A new version of fermion coupled coherent states method: Theory and applications in simulation of two-electron systems

TL;DR

The paper introduces an improved fermion coupled coherent states method (FCCS-II) that simplifies symmetrization, enhances computational efficiency, and enables accurate simulation of two-electron quantum systems like helium and hydrogen molecules.

Contribution

FCCS-II simplifies the symmetrization process, increases computational speed, and extends the applicability of fermion coupled coherent states methods to larger quantum systems.

Findings

FCCS-II accurately simulates potential energy curves for H2.

FCCS-II achieves faster computations with larger coherent state grids.

The method reproduces key equations of FCCS-I, confirming its validity.

Abstract

We report a new version of fermion coupled coherent states method (FCCS-II) to simulate two-electron systems based on a self-symmetrized six-dimensional (6D) coherent states grid.
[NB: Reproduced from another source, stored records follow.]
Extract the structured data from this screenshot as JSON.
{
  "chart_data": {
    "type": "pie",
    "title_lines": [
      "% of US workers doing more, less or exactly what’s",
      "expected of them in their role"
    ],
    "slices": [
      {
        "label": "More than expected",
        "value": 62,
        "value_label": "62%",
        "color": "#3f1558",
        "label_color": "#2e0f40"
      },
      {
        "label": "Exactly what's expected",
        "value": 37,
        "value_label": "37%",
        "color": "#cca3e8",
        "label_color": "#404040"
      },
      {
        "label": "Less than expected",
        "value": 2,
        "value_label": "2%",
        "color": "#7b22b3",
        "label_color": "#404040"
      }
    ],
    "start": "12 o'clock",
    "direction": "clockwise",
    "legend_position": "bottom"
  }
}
Unlike the older fermion coupled coherent states method (FCCS-I), FCCS-II does not need any new equations in comparison with the coupled coherent states method. FCCS-II uses a simpler and more efficient approach for symmetrizing the spatial wave function in the simulation of fermionic systems. This method, has significantly increased the speed of computations and give us the capability to simulate the quantum systems with the larger CS grids. We apply FCCS-II to simulate the Helium atom and the Hydrogen molecule based on grids with a large numbers of coherent states. FCCS-II with a relatively low number of CS gives a potential energy curve for H2 that is very close to the exact potential curve. Moreover, we have re-derived all the important equations of the FCCS-I method.